Python analysis of WIG

Two friends told me about their recent stock-trading experience. Having traded myself in high-school, I've had some sentiment and decided to see if I could make more rational decision that (the poor ones, admittedly) I've made then.

(Technical diversion in gray)
The first problem is that you don't "own" the financial statements data: by own I don't mean some intellectual property right – by own I mean having a file on my HDD with the data (be it a text file, db, hdf5, whatever) that one has the freedom to analyse. 

Scraping/HTML-parsing modules for Python came to help. Using mechanize, I was able to emulate a browser; BeautifulSoup was good for www.gpw.pl but failed for www.bankier.pl which then yielded to lxml.

A simple question would be: is WIG under- or overvalued? To answer, take the P/E and P/BV values for all 400+ companies, bin them and draw a histogram.

Fig 1. (A) Price-to-book value (per share) comparison, (B) Price-to-earnings (per share) comparison

Fig 1A. Shows that P/BV is less than 1 for most companies – this means that if the company was sold (all its cash, machines, factories, intellectual property rights and whatnot) and all that money would be given to the shareholders, you would get more cash per share than the share sells for now. Fig 1B. shows a similar processing done for earnings-per share; note the high bar at 0.0 – these are the companies generating losses.

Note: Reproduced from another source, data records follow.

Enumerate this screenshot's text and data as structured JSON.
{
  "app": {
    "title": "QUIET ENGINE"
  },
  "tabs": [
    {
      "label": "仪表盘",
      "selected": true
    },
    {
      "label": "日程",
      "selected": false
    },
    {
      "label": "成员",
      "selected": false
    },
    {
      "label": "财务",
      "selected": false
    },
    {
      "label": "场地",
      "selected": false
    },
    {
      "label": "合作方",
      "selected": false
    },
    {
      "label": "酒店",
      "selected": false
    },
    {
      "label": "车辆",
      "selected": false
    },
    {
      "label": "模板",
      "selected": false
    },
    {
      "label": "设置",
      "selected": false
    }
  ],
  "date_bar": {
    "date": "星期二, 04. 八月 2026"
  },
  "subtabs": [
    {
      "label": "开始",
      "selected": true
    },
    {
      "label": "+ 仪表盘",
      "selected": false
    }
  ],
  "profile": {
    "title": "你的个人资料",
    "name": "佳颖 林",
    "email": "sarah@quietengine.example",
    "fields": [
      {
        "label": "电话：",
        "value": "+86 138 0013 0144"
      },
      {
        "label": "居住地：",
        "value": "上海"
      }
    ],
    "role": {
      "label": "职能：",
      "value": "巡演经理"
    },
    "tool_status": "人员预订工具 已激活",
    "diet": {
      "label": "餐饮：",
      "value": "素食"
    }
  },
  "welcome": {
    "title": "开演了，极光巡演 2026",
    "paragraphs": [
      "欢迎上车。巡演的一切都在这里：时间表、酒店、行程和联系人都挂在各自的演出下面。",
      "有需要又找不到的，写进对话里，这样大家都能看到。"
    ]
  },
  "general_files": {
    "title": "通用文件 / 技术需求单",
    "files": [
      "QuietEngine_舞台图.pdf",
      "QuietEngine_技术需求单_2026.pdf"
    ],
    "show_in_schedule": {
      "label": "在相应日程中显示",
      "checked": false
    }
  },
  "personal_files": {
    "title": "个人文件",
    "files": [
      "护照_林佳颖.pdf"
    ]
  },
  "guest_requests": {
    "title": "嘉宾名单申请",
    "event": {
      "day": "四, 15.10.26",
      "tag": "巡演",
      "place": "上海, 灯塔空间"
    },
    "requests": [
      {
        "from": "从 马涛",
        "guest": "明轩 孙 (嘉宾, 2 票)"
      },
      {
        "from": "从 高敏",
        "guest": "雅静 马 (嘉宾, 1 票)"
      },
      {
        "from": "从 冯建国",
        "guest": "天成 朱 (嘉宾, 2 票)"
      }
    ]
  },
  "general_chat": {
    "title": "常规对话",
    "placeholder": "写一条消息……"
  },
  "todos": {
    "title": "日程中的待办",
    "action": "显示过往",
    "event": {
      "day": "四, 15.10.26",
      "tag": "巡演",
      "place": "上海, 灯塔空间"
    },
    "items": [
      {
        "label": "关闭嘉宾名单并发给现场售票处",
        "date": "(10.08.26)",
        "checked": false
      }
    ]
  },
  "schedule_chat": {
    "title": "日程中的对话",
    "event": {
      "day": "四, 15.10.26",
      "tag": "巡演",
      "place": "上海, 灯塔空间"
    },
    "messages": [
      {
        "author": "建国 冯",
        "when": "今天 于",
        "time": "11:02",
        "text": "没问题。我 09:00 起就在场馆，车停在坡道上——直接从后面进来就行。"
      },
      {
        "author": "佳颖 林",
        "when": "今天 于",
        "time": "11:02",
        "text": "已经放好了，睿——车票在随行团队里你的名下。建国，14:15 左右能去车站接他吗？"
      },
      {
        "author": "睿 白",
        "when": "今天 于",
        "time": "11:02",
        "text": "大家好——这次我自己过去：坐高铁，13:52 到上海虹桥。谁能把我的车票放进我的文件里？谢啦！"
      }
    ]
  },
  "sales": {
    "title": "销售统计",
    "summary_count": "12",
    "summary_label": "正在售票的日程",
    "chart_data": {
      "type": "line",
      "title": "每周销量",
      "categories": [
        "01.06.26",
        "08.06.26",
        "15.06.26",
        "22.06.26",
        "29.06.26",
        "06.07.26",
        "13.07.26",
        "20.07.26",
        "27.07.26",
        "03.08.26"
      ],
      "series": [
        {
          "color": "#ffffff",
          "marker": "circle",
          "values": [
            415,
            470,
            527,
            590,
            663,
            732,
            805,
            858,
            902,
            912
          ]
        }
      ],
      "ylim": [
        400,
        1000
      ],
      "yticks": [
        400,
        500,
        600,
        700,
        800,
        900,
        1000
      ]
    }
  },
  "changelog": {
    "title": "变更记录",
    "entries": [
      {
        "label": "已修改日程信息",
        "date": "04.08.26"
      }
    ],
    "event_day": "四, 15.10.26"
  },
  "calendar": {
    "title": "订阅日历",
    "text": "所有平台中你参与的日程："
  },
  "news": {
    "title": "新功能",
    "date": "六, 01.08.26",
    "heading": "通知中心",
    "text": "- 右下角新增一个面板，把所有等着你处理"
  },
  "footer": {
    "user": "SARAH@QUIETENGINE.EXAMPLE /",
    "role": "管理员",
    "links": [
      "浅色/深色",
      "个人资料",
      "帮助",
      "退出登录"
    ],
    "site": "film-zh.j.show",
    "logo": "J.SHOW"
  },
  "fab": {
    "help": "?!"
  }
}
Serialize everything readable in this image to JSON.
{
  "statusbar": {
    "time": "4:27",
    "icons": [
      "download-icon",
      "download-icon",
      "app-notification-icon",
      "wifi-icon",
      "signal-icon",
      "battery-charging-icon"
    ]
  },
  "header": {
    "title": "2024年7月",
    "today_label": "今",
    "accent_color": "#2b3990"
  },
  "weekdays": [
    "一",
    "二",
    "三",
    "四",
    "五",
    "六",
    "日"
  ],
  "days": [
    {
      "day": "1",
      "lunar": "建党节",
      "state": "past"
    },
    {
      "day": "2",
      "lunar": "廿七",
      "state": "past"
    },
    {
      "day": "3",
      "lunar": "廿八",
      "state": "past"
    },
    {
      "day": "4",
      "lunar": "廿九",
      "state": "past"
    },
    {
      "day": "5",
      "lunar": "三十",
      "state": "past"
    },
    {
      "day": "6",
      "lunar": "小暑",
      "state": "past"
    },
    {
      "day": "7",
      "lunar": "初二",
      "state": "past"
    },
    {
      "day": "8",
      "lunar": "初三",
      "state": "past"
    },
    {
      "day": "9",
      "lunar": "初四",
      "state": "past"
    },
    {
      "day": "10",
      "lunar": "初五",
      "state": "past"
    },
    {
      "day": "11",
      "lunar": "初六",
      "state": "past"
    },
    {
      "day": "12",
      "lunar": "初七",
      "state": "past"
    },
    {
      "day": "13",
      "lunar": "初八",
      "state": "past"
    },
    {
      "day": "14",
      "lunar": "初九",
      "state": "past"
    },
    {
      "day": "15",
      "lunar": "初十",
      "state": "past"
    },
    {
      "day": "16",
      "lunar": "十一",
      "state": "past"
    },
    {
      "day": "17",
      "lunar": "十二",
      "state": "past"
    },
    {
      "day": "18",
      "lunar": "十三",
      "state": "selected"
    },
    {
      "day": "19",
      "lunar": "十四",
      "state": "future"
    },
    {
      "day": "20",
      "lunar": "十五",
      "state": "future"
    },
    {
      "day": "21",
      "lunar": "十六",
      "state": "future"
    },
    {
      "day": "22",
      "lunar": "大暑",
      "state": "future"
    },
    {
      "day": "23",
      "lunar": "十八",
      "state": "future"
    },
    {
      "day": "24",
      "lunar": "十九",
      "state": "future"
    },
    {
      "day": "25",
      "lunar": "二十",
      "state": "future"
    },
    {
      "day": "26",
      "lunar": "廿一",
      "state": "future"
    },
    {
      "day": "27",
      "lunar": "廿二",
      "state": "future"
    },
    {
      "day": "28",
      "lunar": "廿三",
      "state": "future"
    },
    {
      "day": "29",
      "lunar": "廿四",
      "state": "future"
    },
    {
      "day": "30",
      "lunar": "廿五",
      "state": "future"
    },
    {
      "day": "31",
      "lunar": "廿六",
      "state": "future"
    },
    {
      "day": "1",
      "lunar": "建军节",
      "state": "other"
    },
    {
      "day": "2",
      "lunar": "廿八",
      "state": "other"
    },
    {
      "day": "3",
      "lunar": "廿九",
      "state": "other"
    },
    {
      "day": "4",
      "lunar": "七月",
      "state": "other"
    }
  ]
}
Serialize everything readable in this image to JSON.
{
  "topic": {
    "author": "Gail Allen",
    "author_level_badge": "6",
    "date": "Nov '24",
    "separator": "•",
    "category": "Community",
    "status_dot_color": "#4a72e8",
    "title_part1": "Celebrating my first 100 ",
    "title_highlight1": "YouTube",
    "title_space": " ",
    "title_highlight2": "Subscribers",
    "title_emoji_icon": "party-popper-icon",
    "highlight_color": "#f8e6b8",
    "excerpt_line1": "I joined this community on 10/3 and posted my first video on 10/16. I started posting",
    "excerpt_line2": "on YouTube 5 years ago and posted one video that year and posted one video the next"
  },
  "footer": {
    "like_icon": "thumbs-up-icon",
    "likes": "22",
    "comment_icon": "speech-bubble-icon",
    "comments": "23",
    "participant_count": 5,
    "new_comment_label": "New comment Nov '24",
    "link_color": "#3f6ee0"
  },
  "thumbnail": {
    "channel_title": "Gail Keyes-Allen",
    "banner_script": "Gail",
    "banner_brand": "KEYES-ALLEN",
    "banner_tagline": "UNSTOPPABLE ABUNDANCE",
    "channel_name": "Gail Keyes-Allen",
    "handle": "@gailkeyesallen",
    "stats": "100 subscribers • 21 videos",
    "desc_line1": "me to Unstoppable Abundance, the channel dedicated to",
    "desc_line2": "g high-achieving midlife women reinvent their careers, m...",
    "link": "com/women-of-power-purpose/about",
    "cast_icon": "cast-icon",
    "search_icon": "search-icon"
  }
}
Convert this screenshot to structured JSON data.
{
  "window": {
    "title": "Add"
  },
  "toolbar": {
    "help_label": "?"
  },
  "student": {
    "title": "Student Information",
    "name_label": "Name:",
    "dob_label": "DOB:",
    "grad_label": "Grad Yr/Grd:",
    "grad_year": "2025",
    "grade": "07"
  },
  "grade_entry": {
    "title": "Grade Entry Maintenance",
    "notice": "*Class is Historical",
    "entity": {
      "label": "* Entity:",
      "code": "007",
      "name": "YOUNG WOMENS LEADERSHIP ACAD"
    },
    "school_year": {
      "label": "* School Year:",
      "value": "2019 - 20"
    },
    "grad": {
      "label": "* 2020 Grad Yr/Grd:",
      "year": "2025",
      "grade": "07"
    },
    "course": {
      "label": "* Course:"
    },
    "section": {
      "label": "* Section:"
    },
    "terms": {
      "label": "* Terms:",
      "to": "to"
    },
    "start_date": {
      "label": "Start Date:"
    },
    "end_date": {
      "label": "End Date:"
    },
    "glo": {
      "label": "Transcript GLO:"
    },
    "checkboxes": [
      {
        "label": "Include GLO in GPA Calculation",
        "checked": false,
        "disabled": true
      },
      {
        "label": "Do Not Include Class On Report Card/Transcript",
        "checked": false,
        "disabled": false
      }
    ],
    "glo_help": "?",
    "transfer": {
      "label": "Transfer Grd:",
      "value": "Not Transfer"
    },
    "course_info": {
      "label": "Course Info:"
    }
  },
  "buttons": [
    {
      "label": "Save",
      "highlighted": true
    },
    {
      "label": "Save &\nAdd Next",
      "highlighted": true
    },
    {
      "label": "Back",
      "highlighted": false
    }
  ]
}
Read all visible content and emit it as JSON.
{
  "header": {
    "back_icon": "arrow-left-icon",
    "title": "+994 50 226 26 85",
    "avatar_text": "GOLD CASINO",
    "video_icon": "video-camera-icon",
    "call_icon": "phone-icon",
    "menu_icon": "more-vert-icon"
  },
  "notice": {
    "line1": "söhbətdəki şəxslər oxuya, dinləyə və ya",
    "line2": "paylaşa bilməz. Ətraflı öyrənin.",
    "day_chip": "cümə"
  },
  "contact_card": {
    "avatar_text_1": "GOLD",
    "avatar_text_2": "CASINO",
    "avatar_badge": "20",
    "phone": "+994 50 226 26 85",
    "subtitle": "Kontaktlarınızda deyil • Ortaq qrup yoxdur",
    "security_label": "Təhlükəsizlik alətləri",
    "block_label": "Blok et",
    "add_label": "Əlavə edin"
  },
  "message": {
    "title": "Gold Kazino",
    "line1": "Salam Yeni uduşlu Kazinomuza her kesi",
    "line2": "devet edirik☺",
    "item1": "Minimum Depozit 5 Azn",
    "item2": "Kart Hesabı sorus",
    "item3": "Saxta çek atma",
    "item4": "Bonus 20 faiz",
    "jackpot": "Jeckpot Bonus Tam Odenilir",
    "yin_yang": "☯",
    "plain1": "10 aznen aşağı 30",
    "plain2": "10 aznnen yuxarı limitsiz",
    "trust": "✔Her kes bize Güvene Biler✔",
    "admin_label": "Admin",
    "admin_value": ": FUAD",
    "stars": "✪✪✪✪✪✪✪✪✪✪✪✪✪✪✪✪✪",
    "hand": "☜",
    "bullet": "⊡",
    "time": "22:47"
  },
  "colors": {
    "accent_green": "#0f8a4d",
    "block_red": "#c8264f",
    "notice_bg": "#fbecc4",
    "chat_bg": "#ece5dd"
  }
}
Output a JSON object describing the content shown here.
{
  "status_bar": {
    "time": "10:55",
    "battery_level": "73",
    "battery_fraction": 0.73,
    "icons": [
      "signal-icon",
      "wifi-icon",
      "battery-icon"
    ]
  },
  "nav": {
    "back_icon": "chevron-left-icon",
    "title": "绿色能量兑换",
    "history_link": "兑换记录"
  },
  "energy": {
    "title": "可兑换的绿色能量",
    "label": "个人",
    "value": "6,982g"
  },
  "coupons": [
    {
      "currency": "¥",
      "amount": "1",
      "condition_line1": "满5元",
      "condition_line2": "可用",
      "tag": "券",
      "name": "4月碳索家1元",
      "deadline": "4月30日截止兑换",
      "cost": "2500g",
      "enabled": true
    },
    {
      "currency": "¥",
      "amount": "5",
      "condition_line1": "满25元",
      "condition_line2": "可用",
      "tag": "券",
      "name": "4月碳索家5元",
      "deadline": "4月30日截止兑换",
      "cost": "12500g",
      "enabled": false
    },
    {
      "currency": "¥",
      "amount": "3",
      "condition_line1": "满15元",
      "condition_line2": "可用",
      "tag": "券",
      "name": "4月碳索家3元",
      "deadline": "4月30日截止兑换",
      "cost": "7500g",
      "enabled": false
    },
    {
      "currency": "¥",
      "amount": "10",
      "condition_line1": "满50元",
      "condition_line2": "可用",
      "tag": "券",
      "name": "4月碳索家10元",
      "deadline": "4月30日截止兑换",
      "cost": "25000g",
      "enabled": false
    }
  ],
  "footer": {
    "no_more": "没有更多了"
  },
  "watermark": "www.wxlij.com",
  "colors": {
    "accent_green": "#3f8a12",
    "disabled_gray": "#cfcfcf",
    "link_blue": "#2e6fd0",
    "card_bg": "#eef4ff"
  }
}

Benjamin Graham would be happy to see these plots: WIG is undervalued. (I only wish I could dig-up the data from before the crisis!) Being undervalued does not mean it's a great idea to jump in – not many Polish stock-listed companies have any competitive advantage over EU/US/AS(ian) companies other than understanding the local environment better, which is not something that will last.